The model weights must be packaged using Safetensors format (
*.safetensors) or PyTorch bin format (*.bin)Supported quantized model formats are AWQ, GPTQ, FP8, NVFP4, and BitsAndBytes. GGUF is not supported
Note
For text generation, the LLM Mesh automatically selects and configures the inference engine. It uses vLLM by default if the model and runtime environment are compatible. If not compatible, it falls back to transformers as a best effort. Serving models with transformers leads to degraded performance and loss of capabilities. This legacy mode is deprecated and may be removed in future DSS versions. A warning is displayed in the Hugging Face connection UI when this fallback is used.
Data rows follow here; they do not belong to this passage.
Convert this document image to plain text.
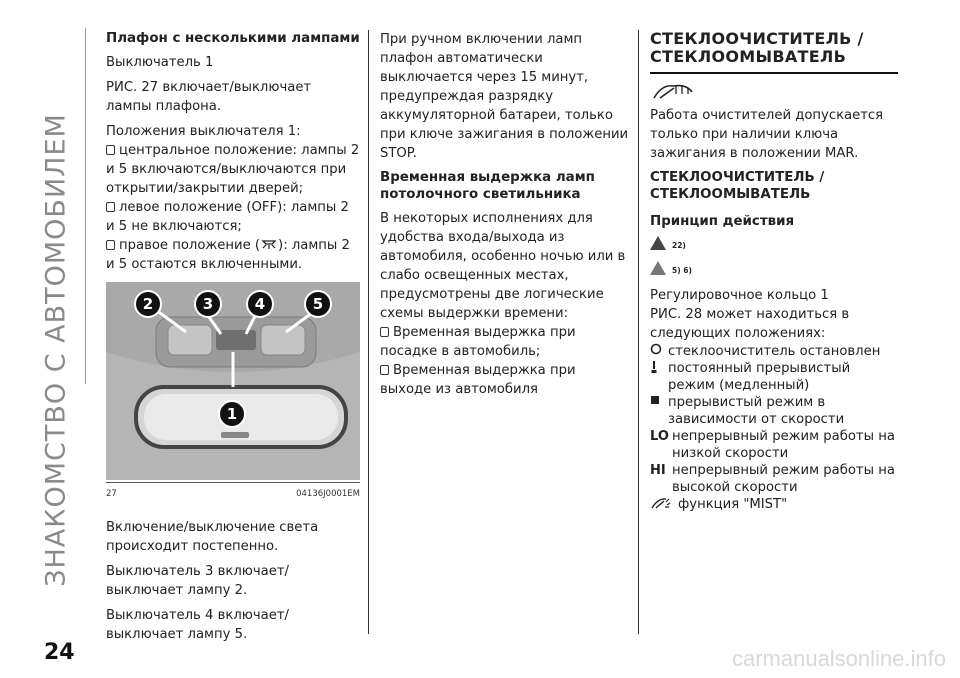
ЗНАКОМСТВО С АВТОМОБИЛЕМ
24
Плафон с несколькими лампами

Выключатель 1

РИС. 27 включает/выключает лампы плафона.

Положения выключателя 1:

центральное положение: лампы 2 и 5 включаются/выключаются при открытии/закрытии дверей;
левое положение (OFF): лампы 2 и 5 не включаются;
правое положение ( ): лампы 2 и 5 остаются включенными.
2	3	4	5
1
27	04136J0001EM

Включение/выключение света происходит постепенно.

Выключатель 3 включает/выключает лампу 2.

Выключатель 4 включает/выключает лампу 5.

При ручном включении ламп плафон автоматически выключается через 15 минут, предупреждая разрядку аккумуляторной батареи, только при ключе зажигания в положении STOP.

Временная выдержка ламп потолочного светильника

В некоторых исполнениях для удобства входа/выхода из автомобиля, особенно ночью или в слабо освещенных местах, предусмотрены две логические схемы выдержки времени:

Временная выдержка при посадке в автомобиль;
Временная выдержка при выходе из автомобиля
СТЕКЛООЧИСТИТЕЛЬ / СТЕКЛООМЫВАТЕЛЬ

Работа очистителей допускается только при наличии ключа зажигания в положении MAR.

СТЕКЛООЧИСТИТЕЛЬ / СТЕКЛООМЫВАТЕЛЬ
Принцип действия
22)
5) 6)

Регулировочное кольцо 1

РИС. 28 может находиться в следующих положениях:

стеклоочиститель остановлен
постоянный прерывистый режим (медленный)
прерывистый режим в зависимости от скорости
LO непрерывный режим работы на низкой скорости
HI непрерывный режим работы на высокой скорости
функция "MIST"
carmanualsonline.info
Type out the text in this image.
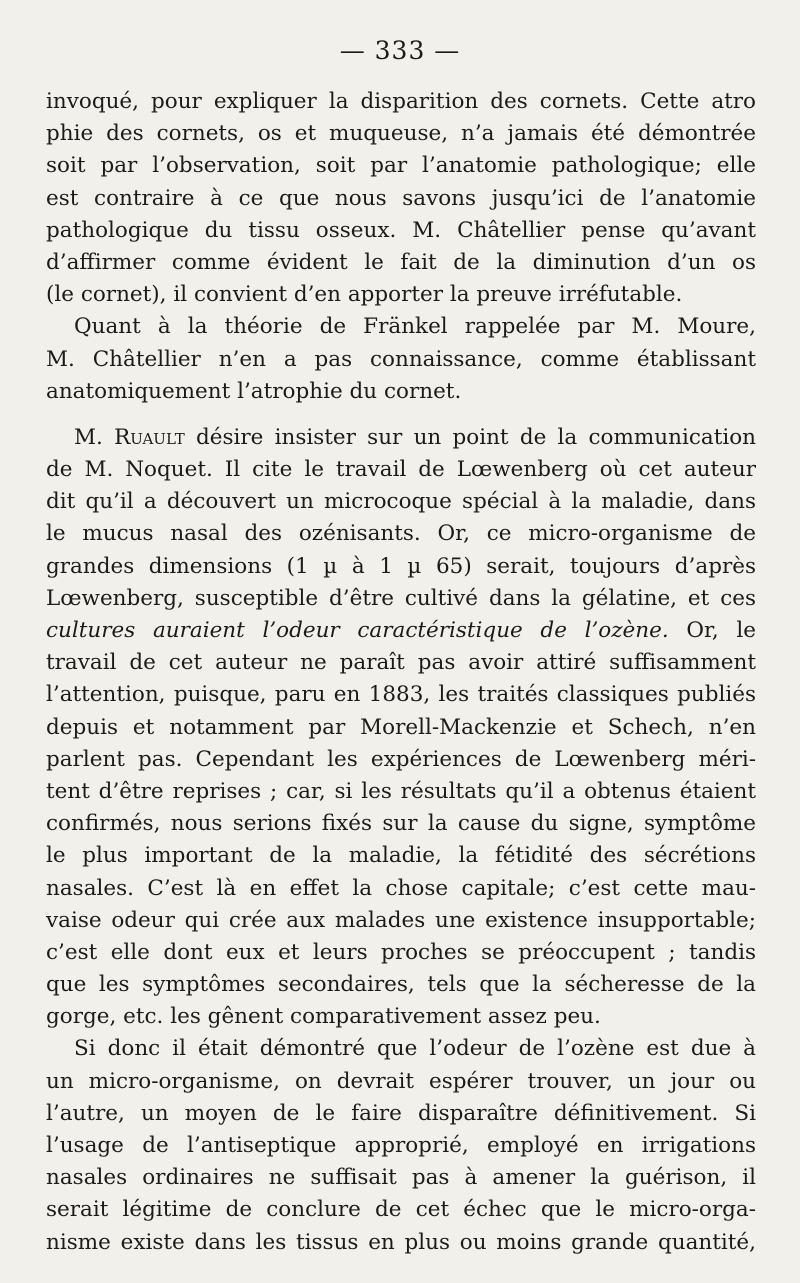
— 333 —
invoqué, pour expliquer la disparition des cornets. Cette atro
phie des cornets, os et muqueuse, n’a jamais été démontrée
soit par l’observation, soit par l’anatomie pathologique; elle
est contraire à ce que nous savons jusqu’ici de l’anatomie
pathologique du tissu osseux. M. Châtellier pense qu’avant
d’affirmer comme évident le fait de la diminution d’un os
(le cornet), il convient d’en apporter la preuve irréfutable.
Quant à la théorie de Fränkel rappelée par M. Moure,
M. Châtellier n’en a pas connaissance, comme établissant
anatomiquement l’atrophie du cornet.
M. Ruault désire insister sur un point de la communication
de M. Noquet. Il cite le travail de Lœwenberg où cet auteur
dit qu’il a découvert un microcoque spécial à la maladie, dans
le mucus nasal des ozénisants. Or, ce micro-organisme de
grandes dimensions (1 µ à 1 µ 65) serait, toujours d’après
Lœwenberg, susceptible d’être cultivé dans la gélatine, et ces
cultures auraient l’odeur caractéristique de l’ozène. Or, le
travail de cet auteur ne paraît pas avoir attiré suffisamment
l’attention, puisque, paru en 1883, les traités classiques publiés
depuis et notamment par Morell-Mackenzie et Schech, n’en
parlent pas. Cependant les expériences de Lœwenberg méri-
tent d’être reprises ; car, si les résultats qu’il a obtenus étaient
confirmés, nous serions fixés sur la cause du signe, symptôme
le plus important de la maladie, la fétidité des sécrétions
nasales. C’est là en effet la chose capitale; c’est cette mau-
vaise odeur qui crée aux malades une existence insupportable;
c’est elle dont eux et leurs proches se préoccupent ; tandis
que les symptômes secondaires, tels que la sécheresse de la
gorge, etc. les gênent comparativement assez peu.
Si donc il était démontré que l’odeur de l’ozène est due à
un micro-organisme, on devrait espérer trouver, un jour ou
l’autre, un moyen de le faire disparaître définitivement. Si
l’usage de l’antiseptique approprié, employé en irrigations
nasales ordinaires ne suffisait pas à amener la guérison, il
serait légitime de conclure de cet échec que le micro-orga-
nisme existe dans les tissus en plus ou moins grande quantité,
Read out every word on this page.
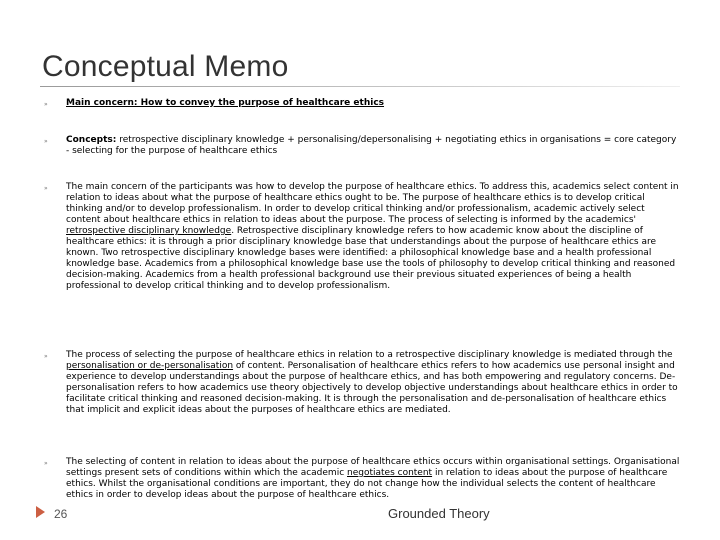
Conceptual Memo
» Main concern: How to convey the purpose of healthcare ethics
» Concepts: retrospective disciplinary knowledge + personalising/depersonalising + negotiating ethics in organisations = core category - selecting for the purpose of healthcare ethics
» The main concern of the participants was how to develop the purpose of healthcare ethics. To address this, academics select content in relation to ideas about what the purpose of healthcare ethics ought to be. The purpose of healthcare ethics is to develop critical thinking and/or to develop professionalism. In order to develop critical thinking and/or professionalism, academic actively select content about healthcare ethics in relation to ideas about the purpose. The process of selecting is informed by the academics' retrospective disciplinary knowledge. Retrospective disciplinary knowledge refers to how academic know about the discipline of healthcare ethics: it is through a prior disciplinary knowledge base that understandings about the purpose of healthcare ethics are known. Two retrospective disciplinary knowledge bases were identified: a philosophical knowledge base and a health professional knowledge base. Academics from a philosophical knowledge base use the tools of philosophy to develop critical thinking and reasoned decision-making. Academics from a health professional background use their previous situated experiences of being a health professional to develop critical thinking and to develop professionalism.
» The process of selecting the purpose of healthcare ethics in relation to a retrospective disciplinary knowledge is mediated through the personalisation or de-personalisation of content. Personalisation of healthcare ethics refers to how academics use personal insight and experience to develop understandings about the purpose of healthcare ethics, and has both empowering and regulatory concerns. De-personalisation refers to how academics use theory objectively to develop objective understandings about healthcare ethics in order to facilitate critical thinking and reasoned decision-making. It is through the personalisation and de-personalisation of healthcare ethics that implicit and explicit ideas about the purposes of healthcare ethics are mediated.
» The selecting of content in relation to ideas about the purpose of healthcare ethics occurs within organisational settings. Organisational settings present sets of conditions within which the academic negotiates content in relation to ideas about the purpose of healthcare ethics. Whilst the organisational conditions are important, they do not change how the individual selects the content of healthcare ethics in order to develop ideas about the purpose of healthcare ethics.
26	Grounded Theory
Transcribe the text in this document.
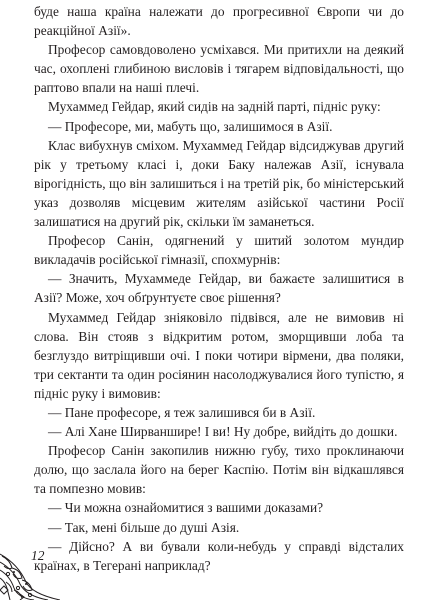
буде наша країна належати до прогресивної Європи чи до реакційної Азії».

Професор самовдоволено усміхався. Ми притихли на деякий час, охоплені глибиною висловів і тягарем відповідальності, що раптово впали на наші плечі.

Мухаммед Гейдар, який сидів на задній парті, підніс руку:

— Професоре, ми, мабуть що, залишимося в Азії.

Клас вибухнув сміхом. Мухаммед Гейдар відсиджував другий рік у третьому класі і, доки Баку належав Азії, існувала вірогідність, що він залишиться і на третій рік, бо міністерський указ дозволяв місцевим жителям азійської частини Росії залишатися на другий рік, скільки їм заманеться.

Професор Санін, одягнений у шитий золотом мундир викладачів російської гімназії, спохмурнів:

— Значить, Мухаммеде Гейдар, ви бажаєте залишитися в Азії? Може, хоч обґрунтуєте своє рішення?

Мухаммед Гейдар зніяковіло підвівся, але не вимовив ні слова. Він стояв з відкритим ротом, зморщивши лоба та безглуздо витріщивши очі. І поки чотири вірмени, два поляки, три сектанти та один росіянин насолоджувалися його тупістю, я підніс руку і вимовив:

— Пане професоре, я теж залишився би в Азії.

— Алі Хане Ширваншире! І ви! Ну добре, вийдіть до дошки.

Професор Санін закопилив нижню губу, тихо проклинаючи долю, що заслала його на берег Каспію. Потім він відкашлявся та помпезно мовив:

— Чи можна ознайомитися з вашими доказами?

— Так, мені більше до душі Азія.

— Дійсно? А ви бували коли-небудь у справді відсталих країнах, в Тегерані наприклад?

12
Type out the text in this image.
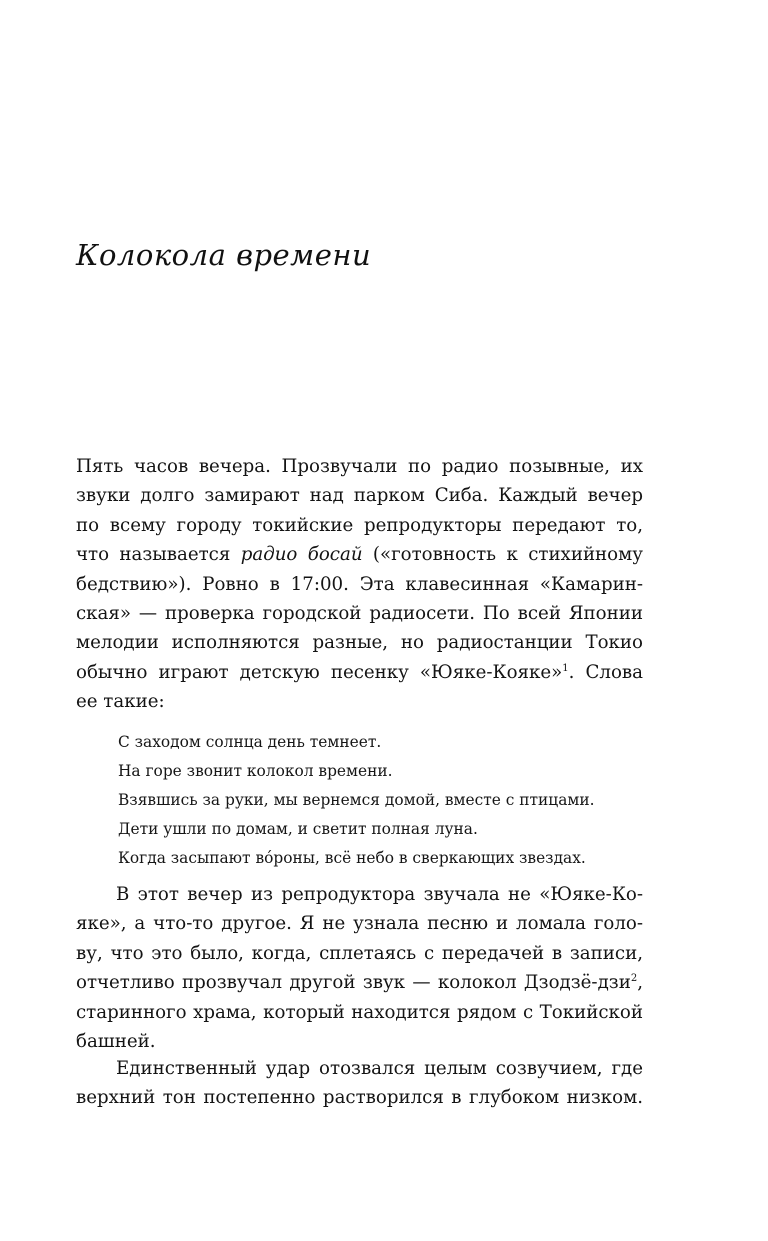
Колокола времени
Пять часов вечера. Прозвучали по радио позывные, их
звуки долго замирают над парком Сиба. Каждый вечер
по всему городу токийские репродукторы передают то,
что называется радио босай («готовность к стихийному
бедствию»). Ровно в 17:00. Эта клавесинная «Камарин-
ская» — проверка городской радиосети. По всей Японии
мелодии исполняются разные, но радиостанции Токио
обычно играют детскую песенку «Юяке-Кояке»$^1$. Слова
ее такие:
С заходом солнца день темнеет.
На горе звонит колокол времени.
Взявшись за руки, мы вернемся домой, вместе с птицами.
Дети ушли по домам, и светит полная луна.
Когда засыпают вóроны, всё небо в сверкающих звездах.
В этот вечер из репродуктора звучала не «Юяке-Ко-
яке», а что-то другое. Я не узнала песню и ломала голо-
ву, что это было, когда, сплетаясь с передачей в записи,
отчетливо прозвучал другой звук — колокол Дзодзё-дзи$^2$,
старинного храма, который находится рядом с Токийской
башней.
Единственный удар отозвался целым созвучием, где
верхний тон постепенно растворился в глубоком низком.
You can manually override this default behavior in the Hugging Face connection settings (Advanced tuning > Custom properties). To do so, add a new property engine.completion and set its value to TRANSFORMERS, VLLM or AUTO (default, recommended unless you experience issues with the automatic engine selection).
Memory requirements¶
Serving a text generation model requires GPU memory for:
Model weights
KV cache
Runtime overhead
Memory usage depends on the number of parameters, precision, context length, and model architecture. In the preset catalog, the model weights size is displayed as Storage size. For example, an unquantized 24B model at BF16 precision requires about 48GB of VRAM for the weights alone, while an FP8 quantized version requires about 24GB.
Reducing the configured context length lowers KV cache usage. This is one of the adjustments made by some presets for smaller GPUs.
To reduce memory requirements:
Use a pre-quantized model in a supported format
Set Model quantization mode to None when using a pre-quantized model
Reduce the Max tokens setting when memory is constrained
Note
Using pre-quantized models is the recommended approach. In-flight quantization is discouraged because it downloads more data than needed and can be slower than serving a pre-quantized model. In addition, 8-bit in-flight quantization currently disables vLLM.
Using a model¶
To test a local text generation model, create a prompt in Prompt Studio and select the model from the LLM list.
On the first run, the model must be downloaded and the serving instance must start. This can take several minutes.